Exit status is normally 0;
if an error occurs, exit status is 1. If a warning occurs, exit status is 2.
.PP
Usage: gzip [-cdfhlLnrtvV19] [-S suffix] [file ...]
.in +8
Invalid options were specified on the command line.
.in -8
.IR file :
not in gzip format
.in +8
The file specified to
.I gunzip
has not been compressed.
.in -8
.IR file:
Corrupt input. Use zcat to recover some data.
.in +8
The compressed file has been damaged. The data up to the point of failure
can be recovered using
.in +8
zcat file > recover
.in -16
.IR file :
compressed with
.I xx
bits, can only handle
.I yy
bits
.in +8
.I File
was compressed (using LZW) by a program that could deal with
more
.I bits
than the decompress code on this machine.
Recompress the file with gzip, which compresses better and uses
less memory.
.in -8
.IR file :
already has .gz suffix -- no change
.in +8
The file is assumed to be already compressed.
Rename the file and try again.
.in -8
.I file
already exists; do you wish to overwrite (y or n)?
.in +8
Respond "y" if you want the output file to be replaced; "n" if not.
.in -8
gunzip: corrupt input
.in +8
A SIGSEGV violation was detected which usually means that the input file has
been corrupted.
.in -8
.I "xx.x%"
.in +8
Percentage of the input saved by compression.
(Relevant only for
.BR \-v
and
.BR \-l \.)
.in -8
-- not a regular file or directory: ignored
.in +8
When the input file is not a regular file or directory,
(e.g. a symbolic link, socket, FIFO, device file), it is
left unaltered.
.in -8
-- has
.I xx
other links: unchanged
.in +8
The input file has links; it is left unchanged. See
.IR ln "(1)"
for more information. Use the
.B \-f
flag to force compression of multiply-linked files.
.in -8
.SH CAVEATS
When writing compressed data to a tape, it is generally necessary to
pad the output with zeroes up to a block boundary. When the data is
read and the whole block is passed to
.I gunzip
for decompression,
.I gunzip
detects that there is extra trailing garbage after the compressed data
and emits a warning by default. You have to use the --quiet option to
suppress the warning. This option can be set in the
.B GZIP
environment variable as in:
for sh: GZIP="-q" tar xfz /dev/rmt/datn
for csh: (setenv GZIP "-q"; tar xfz /dev/rmt/datn)
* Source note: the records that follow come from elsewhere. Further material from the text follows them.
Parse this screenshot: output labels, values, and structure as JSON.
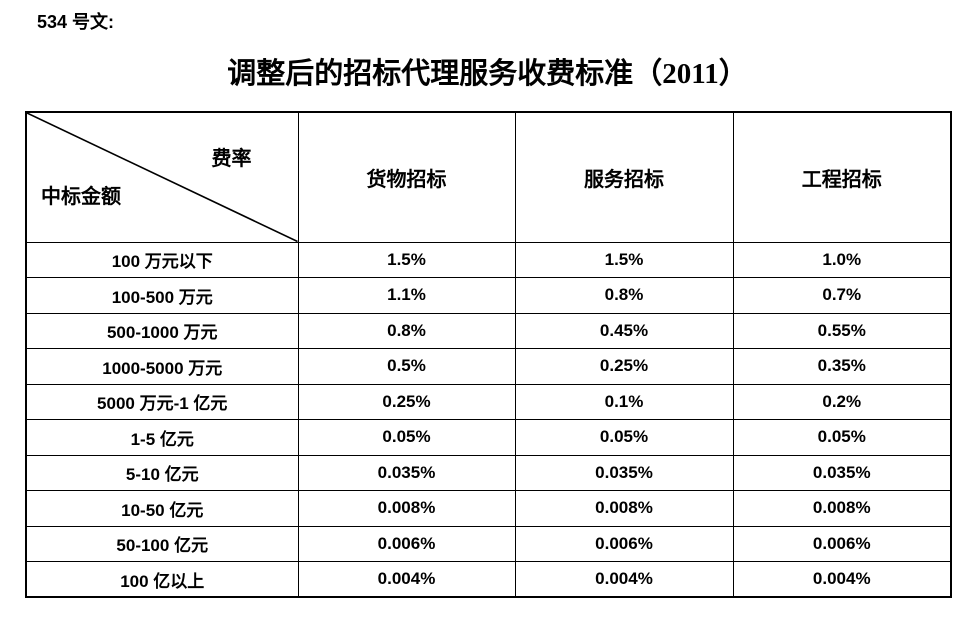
{
  "page": {
    "doc_label": "534 号文:",
    "title": "调整后的招标代理服务收费标准（2011）"
  },
  "table": {
    "corner": {
      "top_right": "费率",
      "bottom_left": "中标金额"
    },
    "columns": [
      "货物招标",
      "服务招标",
      "工程招标"
    ],
    "rows": [
      {
        "label": "100 万元以下",
        "values": [
          "1.5%",
          "1.5%",
          "1.0%"
        ]
      },
      {
        "label": "100-500 万元",
        "values": [
          "1.1%",
          "0.8%",
          "0.7%"
        ]
      },
      {
        "label": "500-1000 万元",
        "values": [
          "0.8%",
          "0.45%",
          "0.55%"
        ]
      },
      {
        "label": "1000-5000 万元",
        "values": [
          "0.5%",
          "0.25%",
          "0.35%"
        ]
      },
      {
        "label": "5000 万元-1 亿元",
        "values": [
          "0.25%",
          "0.1%",
          "0.2%"
        ]
      },
      {
        "label": "1-5 亿元",
        "values": [
          "0.05%",
          "0.05%",
          "0.05%"
        ]
      },
      {
        "label": "5-10 亿元",
        "values": [
          "0.035%",
          "0.035%",
          "0.035%"
        ]
      },
      {
        "label": "10-50 亿元",
        "values": [
          "0.008%",
          "0.008%",
          "0.008%"
        ]
      },
      {
        "label": "50-100 亿元",
        "values": [
          "0.006%",
          "0.006%",
          "0.006%"
        ]
      },
      {
        "label": "100 亿以上",
        "values": [
          "0.004%",
          "0.004%",
          "0.004%"
        ]
      }
    ]
  },
  "colors": {
    "text": "#000000",
    "border": "#000000",
    "background": "#ffffff"
  }
}
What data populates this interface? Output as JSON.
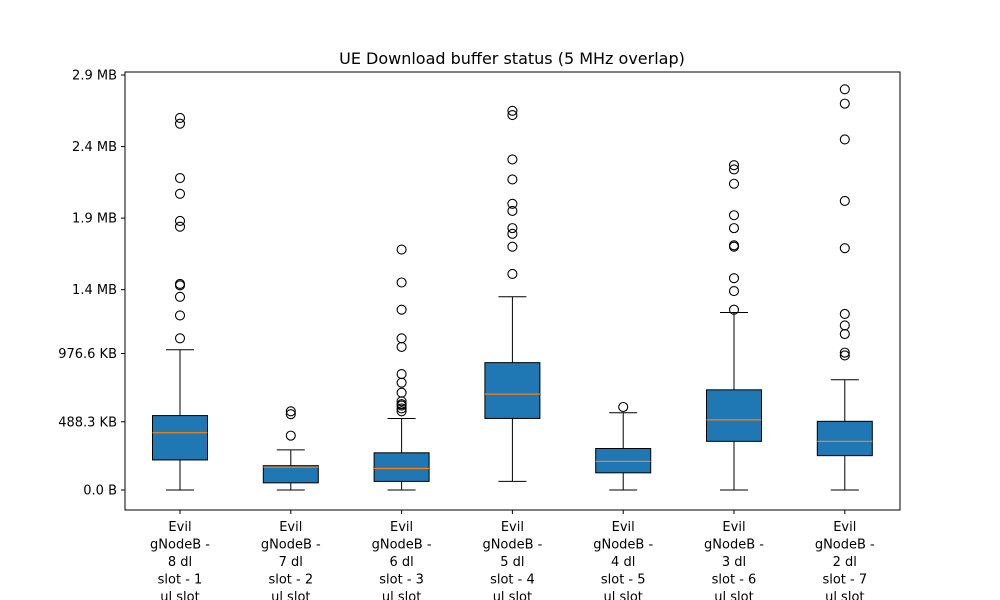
{
  "chart_data": {
    "type": "box",
    "title": "UE Download buffer status (5 MHz overlap)",
    "xlabel": "",
    "ylabel": "",
    "unit": "MB",
    "ylim": [
      -0.14,
      2.9
    ],
    "y_ticks": [
      {
        "value": 0.0,
        "label": "0.0 B"
      },
      {
        "value": 0.4769,
        "label": "488.3 KB"
      },
      {
        "value": 0.9537,
        "label": "976.6 KB"
      },
      {
        "value": 1.4,
        "label": "1.4 MB"
      },
      {
        "value": 1.9,
        "label": "1.9 MB"
      },
      {
        "value": 2.4,
        "label": "2.4 MB"
      },
      {
        "value": 2.9,
        "label": "2.9 MB"
      }
    ],
    "grid": false,
    "box_color": "#1f77b4",
    "median_color": "#ff7f0e",
    "categories": [
      [
        "Evil",
        "gNodeB -",
        "8 dl",
        "slot - 1",
        "ul slot"
      ],
      [
        "Evil",
        "gNodeB -",
        "7 dl",
        "slot - 2",
        "ul slot"
      ],
      [
        "Evil",
        "gNodeB -",
        "6 dl",
        "slot - 3",
        "ul slot"
      ],
      [
        "Evil",
        "gNodeB -",
        "5 dl",
        "slot - 4",
        "ul slot"
      ],
      [
        "Evil",
        "gNodeB -",
        "4 dl",
        "slot - 5",
        "ul slot"
      ],
      [
        "Evil",
        "gNodeB -",
        "3 dl",
        "slot - 6",
        "ul slot"
      ],
      [
        "Evil",
        "gNodeB -",
        "2 dl",
        "slot - 7",
        "ul slot"
      ]
    ],
    "boxes": [
      {
        "whisker_low": 0.0,
        "q1": 0.21,
        "median": 0.4,
        "q3": 0.52,
        "whisker_high": 0.98,
        "outliers": [
          1.06,
          1.22,
          1.35,
          1.43,
          1.44,
          1.84,
          1.88,
          2.07,
          2.18,
          2.56,
          2.6
        ]
      },
      {
        "whisker_low": 0.0,
        "q1": 0.05,
        "median": 0.16,
        "q3": 0.17,
        "whisker_high": 0.28,
        "outliers": [
          0.38,
          0.53,
          0.55
        ]
      },
      {
        "whisker_low": 0.0,
        "q1": 0.06,
        "median": 0.15,
        "q3": 0.26,
        "whisker_high": 0.5,
        "outliers": [
          0.55,
          0.57,
          0.59,
          0.6,
          0.62,
          0.68,
          0.75,
          0.81,
          1.0,
          1.06,
          1.26,
          1.45,
          1.68
        ]
      },
      {
        "whisker_low": 0.06,
        "q1": 0.5,
        "median": 0.67,
        "q3": 0.89,
        "whisker_high": 1.35,
        "outliers": [
          1.51,
          1.7,
          1.79,
          1.83,
          1.95,
          2.0,
          2.17,
          2.31,
          2.62,
          2.65
        ]
      },
      {
        "whisker_low": 0.0,
        "q1": 0.12,
        "median": 0.2,
        "q3": 0.29,
        "whisker_high": 0.54,
        "outliers": [
          0.58
        ]
      },
      {
        "whisker_low": 0.0,
        "q1": 0.34,
        "median": 0.49,
        "q3": 0.7,
        "whisker_high": 1.24,
        "outliers": [
          1.26,
          1.39,
          1.48,
          1.7,
          1.71,
          1.83,
          1.92,
          2.14,
          2.24,
          2.27
        ]
      },
      {
        "whisker_low": 0.0,
        "q1": 0.24,
        "median": 0.34,
        "q3": 0.48,
        "whisker_high": 0.77,
        "outliers": [
          0.94,
          0.96,
          1.09,
          1.15,
          1.23,
          1.69,
          2.02,
          2.45,
          2.7,
          2.8
        ]
      }
    ]
  }
}
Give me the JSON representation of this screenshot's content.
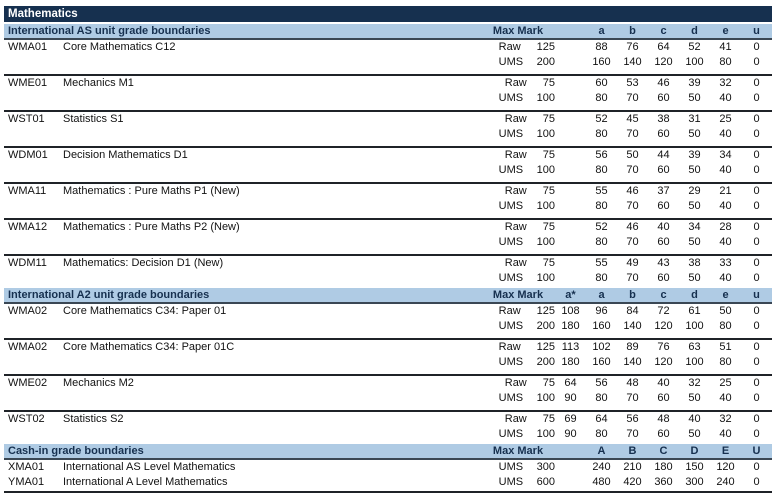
{
  "title": "Mathematics",
  "colors": {
    "navy_header": "#16304F",
    "section_band_blue": "#AFCBE4",
    "separator_line": "#1f2328"
  },
  "sections": [
    {
      "header": "International AS unit grade boundaries",
      "max_mark_label": "Max Mark",
      "grade_columns": [
        "a",
        "b",
        "c",
        "d",
        "e",
        "u"
      ],
      "units": [
        {
          "code": "WMA01",
          "title": "Core Mathematics C12",
          "rows": [
            {
              "type": "Raw",
              "max": "125",
              "values": [
                "88",
                "76",
                "64",
                "52",
                "41",
                "0"
              ]
            },
            {
              "type": "UMS",
              "max": "200",
              "values": [
                "160",
                "140",
                "120",
                "100",
                "80",
                "0"
              ]
            }
          ]
        },
        {
          "code": "WME01",
          "title": "Mechanics M1",
          "rows": [
            {
              "type": "Raw",
              "max": "75",
              "values": [
                "60",
                "53",
                "46",
                "39",
                "32",
                "0"
              ]
            },
            {
              "type": "UMS",
              "max": "100",
              "values": [
                "80",
                "70",
                "60",
                "50",
                "40",
                "0"
              ]
            }
          ]
        },
        {
          "code": "WST01",
          "title": "Statistics S1",
          "rows": [
            {
              "type": "Raw",
              "max": "75",
              "values": [
                "52",
                "45",
                "38",
                "31",
                "25",
                "0"
              ]
            },
            {
              "type": "UMS",
              "max": "100",
              "values": [
                "80",
                "70",
                "60",
                "50",
                "40",
                "0"
              ]
            }
          ]
        },
        {
          "code": "WDM01",
          "title": "Decision Mathematics D1",
          "rows": [
            {
              "type": "Raw",
              "max": "75",
              "values": [
                "56",
                "50",
                "44",
                "39",
                "34",
                "0"
              ]
            },
            {
              "type": "UMS",
              "max": "100",
              "values": [
                "80",
                "70",
                "60",
                "50",
                "40",
                "0"
              ]
            }
          ]
        },
        {
          "code": "WMA11",
          "title": "Mathematics : Pure Maths P1 (New)",
          "rows": [
            {
              "type": "Raw",
              "max": "75",
              "values": [
                "55",
                "46",
                "37",
                "29",
                "21",
                "0"
              ]
            },
            {
              "type": "UMS",
              "max": "100",
              "values": [
                "80",
                "70",
                "60",
                "50",
                "40",
                "0"
              ]
            }
          ]
        },
        {
          "code": "WMA12",
          "title": "Mathematics : Pure Maths P2 (New)",
          "rows": [
            {
              "type": "Raw",
              "max": "75",
              "values": [
                "52",
                "46",
                "40",
                "34",
                "28",
                "0"
              ]
            },
            {
              "type": "UMS",
              "max": "100",
              "values": [
                "80",
                "70",
                "60",
                "50",
                "40",
                "0"
              ]
            }
          ]
        },
        {
          "code": "WDM11",
          "title": "Mathematics: Decision D1 (New)",
          "rows": [
            {
              "type": "Raw",
              "max": "75",
              "values": [
                "55",
                "49",
                "43",
                "38",
                "33",
                "0"
              ]
            },
            {
              "type": "UMS",
              "max": "100",
              "values": [
                "80",
                "70",
                "60",
                "50",
                "40",
                "0"
              ]
            }
          ]
        }
      ]
    },
    {
      "header": "International A2 unit grade boundaries",
      "max_mark_label": "Max Mark",
      "grade_columns": [
        "a*",
        "a",
        "b",
        "c",
        "d",
        "e",
        "u"
      ],
      "units": [
        {
          "code": "WMA02",
          "title": "Core Mathematics C34: Paper 01",
          "rows": [
            {
              "type": "Raw",
              "max": "125",
              "values": [
                "108",
                "96",
                "84",
                "72",
                "61",
                "50",
                "0"
              ]
            },
            {
              "type": "UMS",
              "max": "200",
              "values": [
                "180",
                "160",
                "140",
                "120",
                "100",
                "80",
                "0"
              ]
            }
          ]
        },
        {
          "code": "WMA02",
          "title": "Core Mathematics C34: Paper 01C",
          "rows": [
            {
              "type": "Raw",
              "max": "125",
              "values": [
                "113",
                "102",
                "89",
                "76",
                "63",
                "51",
                "0"
              ]
            },
            {
              "type": "UMS",
              "max": "200",
              "values": [
                "180",
                "160",
                "140",
                "120",
                "100",
                "80",
                "0"
              ]
            }
          ]
        },
        {
          "code": "WME02",
          "title": "Mechanics M2",
          "rows": [
            {
              "type": "Raw",
              "max": "75",
              "values": [
                "64",
                "56",
                "48",
                "40",
                "32",
                "25",
                "0"
              ]
            },
            {
              "type": "UMS",
              "max": "100",
              "values": [
                "90",
                "80",
                "70",
                "60",
                "50",
                "40",
                "0"
              ]
            }
          ]
        },
        {
          "code": "WST02",
          "title": "Statistics S2",
          "rows": [
            {
              "type": "Raw",
              "max": "75",
              "values": [
                "69",
                "64",
                "56",
                "48",
                "40",
                "32",
                "0"
              ]
            },
            {
              "type": "UMS",
              "max": "100",
              "values": [
                "90",
                "80",
                "70",
                "60",
                "50",
                "40",
                "0"
              ]
            }
          ]
        }
      ]
    },
    {
      "header": "Cash-in grade boundaries",
      "max_mark_label": "Max Mark",
      "grade_columns": [
        "A",
        "B",
        "C",
        "D",
        "E",
        "U"
      ],
      "no_group_separators": true,
      "units": [
        {
          "code": "XMA01",
          "title": "International AS Level Mathematics",
          "rows": [
            {
              "type": "UMS",
              "max": "300",
              "values": [
                "240",
                "210",
                "180",
                "150",
                "120",
                "0"
              ]
            }
          ]
        },
        {
          "code": "YMA01",
          "title": "International A Level Mathematics",
          "rows": [
            {
              "type": "UMS",
              "max": "600",
              "values": [
                "480",
                "420",
                "360",
                "300",
                "240",
                "0"
              ]
            }
          ]
        }
      ]
    }
  ]
}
In the above example, gzip is invoked implicitly by the -z option
of GNU tar. Make sure that the same block size (-b option of
tar) is used for reading and writing compressed data on tapes.
.SH BUGS
The --list option reports incorrect sizes if they exceed 2 gigabytes.
The --list option reports sizes as -1 and crc as ffffffff if the
compressed file is on a non seekable media.